Chapitre 46 : Elena

Par Zoju
Notes de l’auteur : Bonne lecture :-)

Je suis adossée au mur et observe mon bureau. Il est dans un piteux état. Mes dossiers sont éparpillés sur le sol et ma poubelle a volé à l’autre bout de la pièce. C’est le seul moyen que j’ai trouvé pour extérioriser mes sentiments. Je sais que ce n’est pas assez. J’ai des envies de meurtres. Je n’en peux plus. Je ne réclame rien de compliqué, juste un petit bonheur tout simple, mais même ça Tellin m’en prive. Pourquoi ? Je n’aurais jamais cru que mon erreur d’il y a six ans serait aussi lourde de conséquences. Je me laisse glisser le long du mur. J’attrape ma tête et serre les dents. Je n’ai jamais voulu tout ça. Je souhaiterais tant remonter le temps. Avec Hans, tout semble si facile, mais sans lui, je ne sais plus quoi faire. Je me frappe le crâne du plat de mes mains. Je ne dois plus penser à lui. Cela a été une erreur, une de plus. Je n’aurais jamais dû accepter mes sentiments. À cause de moi, il va souffrir davantage. J’ai été stupide. Je voulais du changement, mais c’est impossible. Je ferai ce que Tellin me demande. Puisses-tu me pardonner Hans. Je secoue la tête. Non, il ne doit pas me pardonner ! Il doit me haïr, comme ça, il s’éloignera de moi et du danger. Je suis prête à me sacrifier pour lui. C’est ce que j’ai toujours fait et c’est ce qu’il y a de mieux à faire. Cela ne va pas lui plaire, mais il s’en remettra, comme Nikolaï. Si je dois me retrouver seule pour le protéger, je n’hésiterai pas une seconde. Le monde peut me détester tant que ceux à qui je tiens vont bien, le reste m’est égal. Mon attention dérive vers la petite fenêtre de la pièce et se perd dans la couleur bleutée du ciel. Je ne peux pas m’empêcher de me demander quand ils rentreront. Je sais que je dois les oublier, mais ce n’est pas si simple. Maintenant que je prends le temps de réfléchir, je trouve que Hans a eu sa permission plutôt rapidement, trop même. C’est bizarre. Nous sommes en sous-effectif. La relève a du retard. Normalement, aucun soldat ne devrait pouvoir quitter la base. Je me dis que l’on a peut-être fait exception pour les deux frères. La famille, c’est important. Enfin, je crois. Je n’en ai jamais vraiment eu une. Toutefois, je trouve cela étrange. Je m’en veux de ne pas avoir plus questionné Hans. J’étais trop triste qu’il parte. Je dois m’inquiéter pour rien. Quoi qu’il en soit, je n’ai plus le droit de penser à lui. Je dois l’oublier, alors autant m’y mettre dès à présent.    

 

Il fait nuit noire, je suis assise à côté de Stephen. J’ai une nouvelle fois demandé à faire partie de la garde. C’est ici que je me sens le mieux d’habitude, mais aujourd’hui cela ne m’apaise pas. Je rumine inlassablement mes sombres pensées. Les autres discutent à voix basse. Je les regarde. Ils sont cinq. Il fait calme.
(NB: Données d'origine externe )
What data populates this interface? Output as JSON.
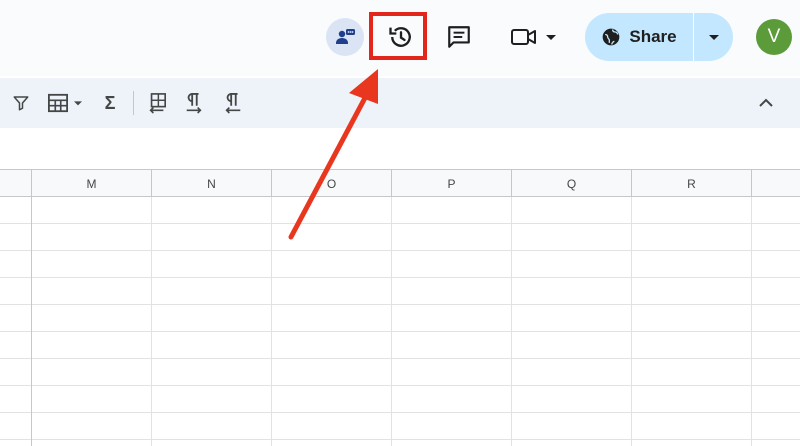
{
  "header": {
    "presence_icon": "person-chat-icon",
    "history_icon": "version-history-icon",
    "comment_icon": "comment-icon",
    "meet_icon": "video-camera-icon",
    "share": {
      "label": "Share",
      "icon": "globe-icon"
    },
    "avatar_letter": "V"
  },
  "toolbar": {
    "items": [
      "filter-icon",
      "table-icon",
      "sigma-icon",
      "freeze-icon",
      "ltr-icon",
      "rtl-icon",
      "collapse-chevron-icon"
    ],
    "sum_symbol": "Σ"
  },
  "grid": {
    "columns": [
      "M",
      "N",
      "O",
      "P",
      "Q",
      "R"
    ]
  },
  "colors": {
    "highlight": "#e2261b",
    "share_bg": "#c2e7ff",
    "avatar_bg": "#5c9b3a"
  }
}
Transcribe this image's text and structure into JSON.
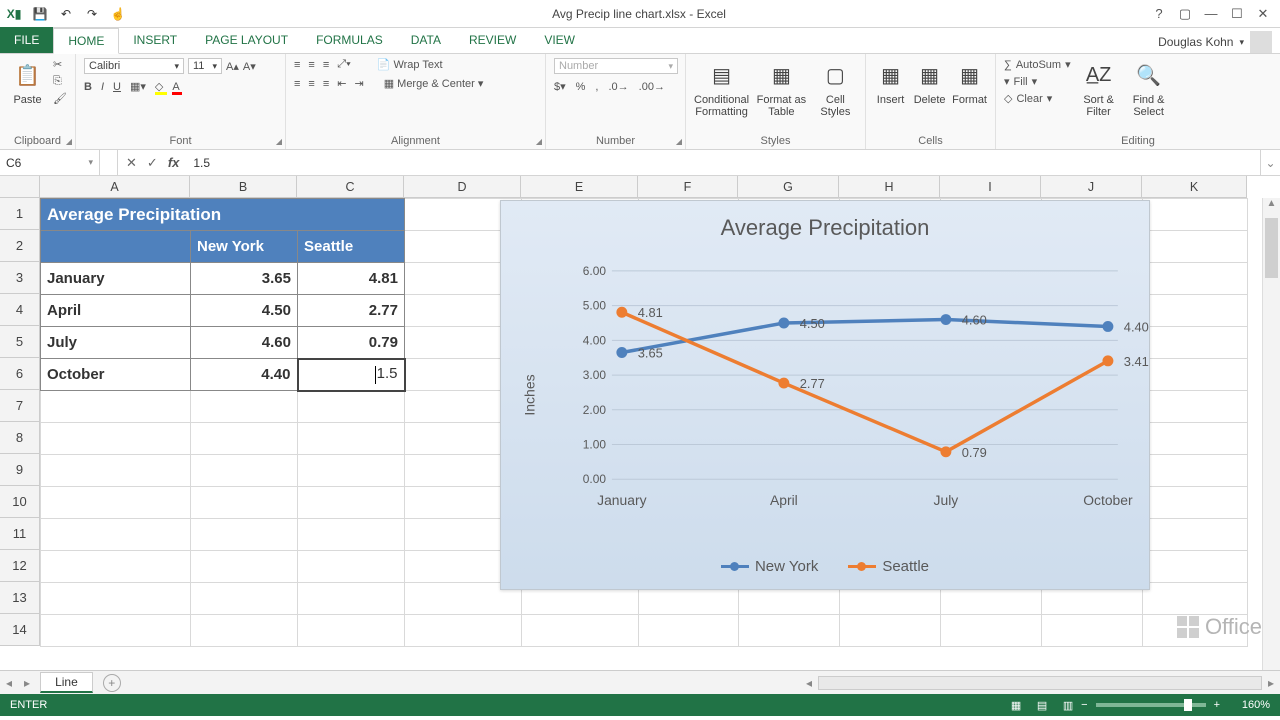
{
  "app": {
    "title": "Avg Precip line chart.xlsx - Excel",
    "user": "Douglas Kohn"
  },
  "qat": {
    "excel": "X▮",
    "save": "💾",
    "undo": "↶",
    "redo": "↷",
    "touch": "☝"
  },
  "tabs": {
    "file": "FILE",
    "home": "HOME",
    "insert": "INSERT",
    "pagelayout": "PAGE LAYOUT",
    "formulas": "FORMULAS",
    "data": "DATA",
    "review": "REVIEW",
    "view": "VIEW"
  },
  "ribbon": {
    "clipboard": {
      "paste": "Paste",
      "label": "Clipboard",
      "cut": "✂",
      "copy": "⎘",
      "fmtpaint": "🖌"
    },
    "font": {
      "name": "Calibri",
      "size": "11",
      "label": "Font",
      "bold": "B",
      "italic": "I",
      "underline": "U"
    },
    "alignment": {
      "wrap": "Wrap Text",
      "merge": "Merge & Center",
      "label": "Alignment"
    },
    "number": {
      "format": "Number",
      "label": "Number"
    },
    "styles": {
      "cond": "Conditional Formatting",
      "fat": "Format as Table",
      "cs": "Cell Styles",
      "label": "Styles"
    },
    "cells": {
      "ins": "Insert",
      "del": "Delete",
      "fmt": "Format",
      "label": "Cells"
    },
    "editing": {
      "sum": "AutoSum",
      "fill": "Fill",
      "clear": "Clear",
      "sort": "Sort & Filter",
      "find": "Find & Select",
      "label": "Editing"
    }
  },
  "namebox": {
    "ref": "C6"
  },
  "formula": {
    "value": "1.5"
  },
  "columns": [
    "A",
    "B",
    "C",
    "D",
    "E",
    "F",
    "G",
    "H",
    "I",
    "J",
    "K"
  ],
  "rows": [
    "1",
    "2",
    "3",
    "4",
    "5",
    "6",
    "7",
    "8",
    "9",
    "10",
    "11",
    "12",
    "13",
    "14"
  ],
  "table": {
    "title": "Average Precipitation",
    "headers": {
      "b": "New York",
      "c": "Seattle"
    },
    "rows": [
      {
        "a": "January",
        "b": "3.65",
        "c": "4.81"
      },
      {
        "a": "April",
        "b": "4.50",
        "c": "2.77"
      },
      {
        "a": "July",
        "b": "4.60",
        "c": "0.79"
      },
      {
        "a": "October",
        "b": "4.40",
        "c": "1.5"
      }
    ]
  },
  "chart_data": {
    "type": "line",
    "title": "Average Precipitation",
    "ylabel": "Inches",
    "categories": [
      "January",
      "April",
      "July",
      "October"
    ],
    "ylim": [
      0,
      6
    ],
    "yticks": [
      "0.00",
      "1.00",
      "2.00",
      "3.00",
      "4.00",
      "5.00",
      "6.00"
    ],
    "series": [
      {
        "name": "New York",
        "color": "#4f81bd",
        "values": [
          3.65,
          4.5,
          4.6,
          4.4
        ],
        "labels": [
          "3.65",
          "4.50",
          "4.60",
          "4.40"
        ]
      },
      {
        "name": "Seattle",
        "color": "#ed7d31",
        "values": [
          4.81,
          2.77,
          0.79,
          3.41
        ],
        "labels": [
          "4.81",
          "2.77",
          "0.79",
          "3.41"
        ]
      }
    ]
  },
  "sheets": {
    "active": "Line"
  },
  "status": {
    "mode": "ENTER",
    "zoom": "160%"
  },
  "office_brand": "Office"
}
- Encore du thé colonel ? s’enquiert mon collègue.

Malgré le fait que je lui ai demandé de m’appeler par mon prénom, il s’obstine à utiliser mon grade.
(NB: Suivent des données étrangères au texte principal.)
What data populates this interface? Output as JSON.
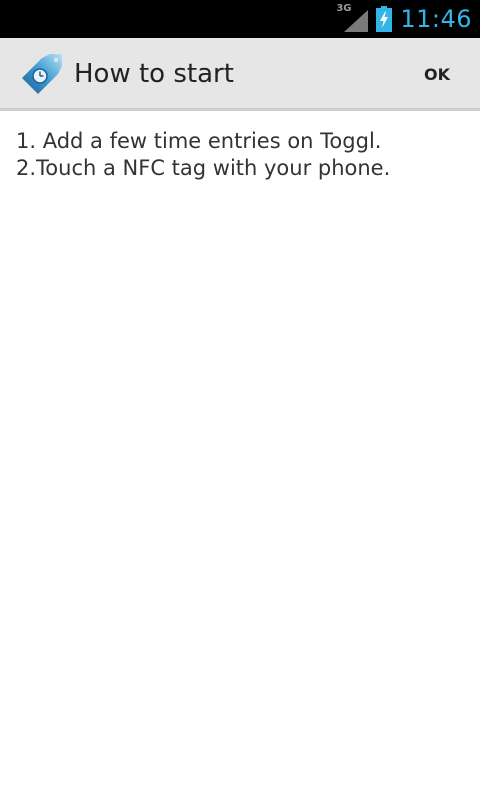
{
  "status_bar": {
    "network_type": "3G",
    "clock": "11:46",
    "icons": [
      "network-signal-icon",
      "battery-charging-icon"
    ],
    "accent_color": "#33b5e5"
  },
  "action_bar": {
    "title": "How to start",
    "ok_label": "OK",
    "app_icon": "toggl-nfc-tag-icon"
  },
  "instructions": [
    "1. Add a few time entries on Toggl.",
    "2.Touch a NFC tag with your phone."
  ]
}
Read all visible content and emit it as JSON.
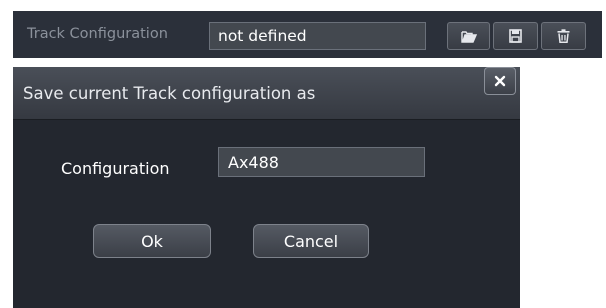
{
  "toolbar": {
    "label": "Track Configuration",
    "value": "not defined",
    "buttons": [
      {
        "icon": "folder-open-icon"
      },
      {
        "icon": "save-icon"
      },
      {
        "icon": "trash-icon"
      }
    ]
  },
  "dialog": {
    "title": "Save current Track configuration as",
    "close_label": "×",
    "field_label": "Configuration",
    "field_value": "Ax488",
    "ok_label": "Ok",
    "cancel_label": "Cancel"
  }
}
- Non merci. Plus tard peut-être.

- Comme vous voulez.

Il étire ses jambes puis change de position.

- Il fait moins froid ce soir, continue-t-il.

- En effet.

- Désirez-vous une couverture ?

- J’en ai déjà une.

- J’suis bête ! s’esclaffe-t-il en se donnant une tape sur le front. N’hésitez pas à en demander une nouvelle.
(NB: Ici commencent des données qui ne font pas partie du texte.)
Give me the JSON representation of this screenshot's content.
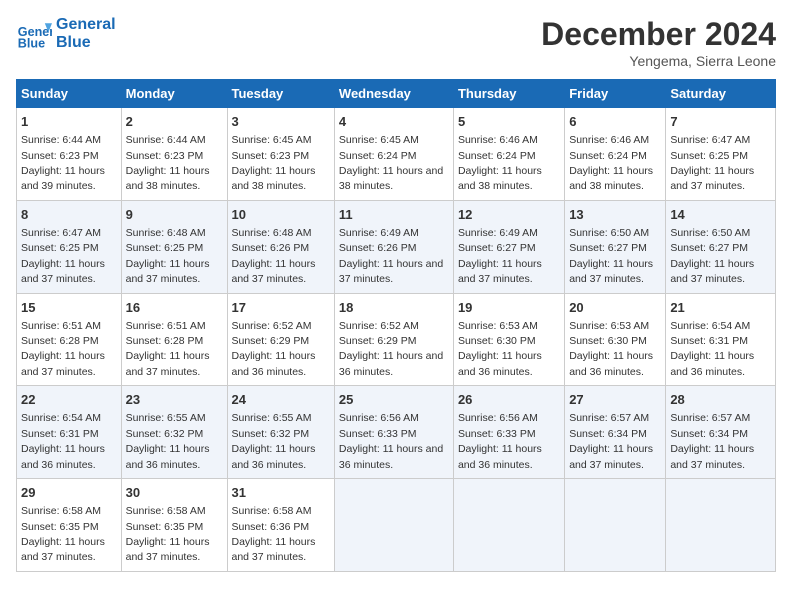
{
  "header": {
    "logo_line1": "General",
    "logo_line2": "Blue",
    "month": "December 2024",
    "location": "Yengema, Sierra Leone"
  },
  "days_of_week": [
    "Sunday",
    "Monday",
    "Tuesday",
    "Wednesday",
    "Thursday",
    "Friday",
    "Saturday"
  ],
  "weeks": [
    [
      {
        "day": 1,
        "sunrise": "6:44 AM",
        "sunset": "6:23 PM",
        "daylight": "11 hours and 39 minutes."
      },
      {
        "day": 2,
        "sunrise": "6:44 AM",
        "sunset": "6:23 PM",
        "daylight": "11 hours and 38 minutes."
      },
      {
        "day": 3,
        "sunrise": "6:45 AM",
        "sunset": "6:23 PM",
        "daylight": "11 hours and 38 minutes."
      },
      {
        "day": 4,
        "sunrise": "6:45 AM",
        "sunset": "6:24 PM",
        "daylight": "11 hours and 38 minutes."
      },
      {
        "day": 5,
        "sunrise": "6:46 AM",
        "sunset": "6:24 PM",
        "daylight": "11 hours and 38 minutes."
      },
      {
        "day": 6,
        "sunrise": "6:46 AM",
        "sunset": "6:24 PM",
        "daylight": "11 hours and 38 minutes."
      },
      {
        "day": 7,
        "sunrise": "6:47 AM",
        "sunset": "6:25 PM",
        "daylight": "11 hours and 37 minutes."
      }
    ],
    [
      {
        "day": 8,
        "sunrise": "6:47 AM",
        "sunset": "6:25 PM",
        "daylight": "11 hours and 37 minutes."
      },
      {
        "day": 9,
        "sunrise": "6:48 AM",
        "sunset": "6:25 PM",
        "daylight": "11 hours and 37 minutes."
      },
      {
        "day": 10,
        "sunrise": "6:48 AM",
        "sunset": "6:26 PM",
        "daylight": "11 hours and 37 minutes."
      },
      {
        "day": 11,
        "sunrise": "6:49 AM",
        "sunset": "6:26 PM",
        "daylight": "11 hours and 37 minutes."
      },
      {
        "day": 12,
        "sunrise": "6:49 AM",
        "sunset": "6:27 PM",
        "daylight": "11 hours and 37 minutes."
      },
      {
        "day": 13,
        "sunrise": "6:50 AM",
        "sunset": "6:27 PM",
        "daylight": "11 hours and 37 minutes."
      },
      {
        "day": 14,
        "sunrise": "6:50 AM",
        "sunset": "6:27 PM",
        "daylight": "11 hours and 37 minutes."
      }
    ],
    [
      {
        "day": 15,
        "sunrise": "6:51 AM",
        "sunset": "6:28 PM",
        "daylight": "11 hours and 37 minutes."
      },
      {
        "day": 16,
        "sunrise": "6:51 AM",
        "sunset": "6:28 PM",
        "daylight": "11 hours and 37 minutes."
      },
      {
        "day": 17,
        "sunrise": "6:52 AM",
        "sunset": "6:29 PM",
        "daylight": "11 hours and 36 minutes."
      },
      {
        "day": 18,
        "sunrise": "6:52 AM",
        "sunset": "6:29 PM",
        "daylight": "11 hours and 36 minutes."
      },
      {
        "day": 19,
        "sunrise": "6:53 AM",
        "sunset": "6:30 PM",
        "daylight": "11 hours and 36 minutes."
      },
      {
        "day": 20,
        "sunrise": "6:53 AM",
        "sunset": "6:30 PM",
        "daylight": "11 hours and 36 minutes."
      },
      {
        "day": 21,
        "sunrise": "6:54 AM",
        "sunset": "6:31 PM",
        "daylight": "11 hours and 36 minutes."
      }
    ],
    [
      {
        "day": 22,
        "sunrise": "6:54 AM",
        "sunset": "6:31 PM",
        "daylight": "11 hours and 36 minutes."
      },
      {
        "day": 23,
        "sunrise": "6:55 AM",
        "sunset": "6:32 PM",
        "daylight": "11 hours and 36 minutes."
      },
      {
        "day": 24,
        "sunrise": "6:55 AM",
        "sunset": "6:32 PM",
        "daylight": "11 hours and 36 minutes."
      },
      {
        "day": 25,
        "sunrise": "6:56 AM",
        "sunset": "6:33 PM",
        "daylight": "11 hours and 36 minutes."
      },
      {
        "day": 26,
        "sunrise": "6:56 AM",
        "sunset": "6:33 PM",
        "daylight": "11 hours and 36 minutes."
      },
      {
        "day": 27,
        "sunrise": "6:57 AM",
        "sunset": "6:34 PM",
        "daylight": "11 hours and 37 minutes."
      },
      {
        "day": 28,
        "sunrise": "6:57 AM",
        "sunset": "6:34 PM",
        "daylight": "11 hours and 37 minutes."
      }
    ],
    [
      {
        "day": 29,
        "sunrise": "6:58 AM",
        "sunset": "6:35 PM",
        "daylight": "11 hours and 37 minutes."
      },
      {
        "day": 30,
        "sunrise": "6:58 AM",
        "sunset": "6:35 PM",
        "daylight": "11 hours and 37 minutes."
      },
      {
        "day": 31,
        "sunrise": "6:58 AM",
        "sunset": "6:36 PM",
        "daylight": "11 hours and 37 minutes."
      },
      null,
      null,
      null,
      null
    ]
  ]
}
Je serre ma protection autour de mes épaules, mais ne demande rien. Mon subordonné ne bouge pas puis me demande :

- Je vous ennuie avec mes questions ?

Je porte mon attention sur lui.

- Non. C’est juste que j’ai des… tracas.

- Vous désirez en parler ? 

- Non.

- Comme vous voulez. Alors je vais continuer mes questions. Il a fait beau aujourd’hui.

- C’est vrai.

- Comment avez-vous trouvé le repas de ce midi ?

- Infect comme d’habitude.

- Et celui du matin ?

- Idem.

Je réponds mécaniquement. Je ne vois pas où il souhaite en venir. Il poursuit sur sa lancée :

- Et le travail ?

- Rien de spécial.

- Au fait, vous voulez du thé ?

Je ne peux pas m’empêcher de pouffer en vue du ridicule de la conversation.

- Enfin ! s’exclame le sous-lieutenant.

Je le regarde, interloquée.

- Enfin, quoi ?

- Vous souriez.

Je suis un peu gênée qu’il me fasse la remarque.

- C’est donc si flagrant ?

- Assez.  

Je ramène mes jambes contre moi.

- Je ne voudrais pas que mon humeur gâche votre garde.

- Il n’en est rien. Chacun a ses problèmes, mais vous, c’est assez quotidien. Vous devriez vous détendre de temps à autre.

- J’aimerais bien, mais depuis la mort de ma sœur, je ne sais plus comment faire.

- C’est simple pourtant.

J’ai l’impression d’entendre Hans et cela me fend le cœur. Pourquoi faut-il que ce soit toujours si compliqué avec moi ? Je décide de partir. Je me lève et me tourne vers Stephen.

- Je vais vous laisser. Je n’aurais pas dû venir ce soir. Je vais prévenir Bévier.

Je n’attends aucune réponse de sa part, mais avant de le quitter, il m’interpelle une dernière fois :

- Colonel Darkan.

- Oui ?

- N’oublie pas que vous serez toujours la bienvenue ici.

Les autres soldats me saluent le sourire aux lèvres. Une boule se forme au creux de ma gorge. Ils sont tellement gentils avec moi.

- Merci, dis-je avant de descendre.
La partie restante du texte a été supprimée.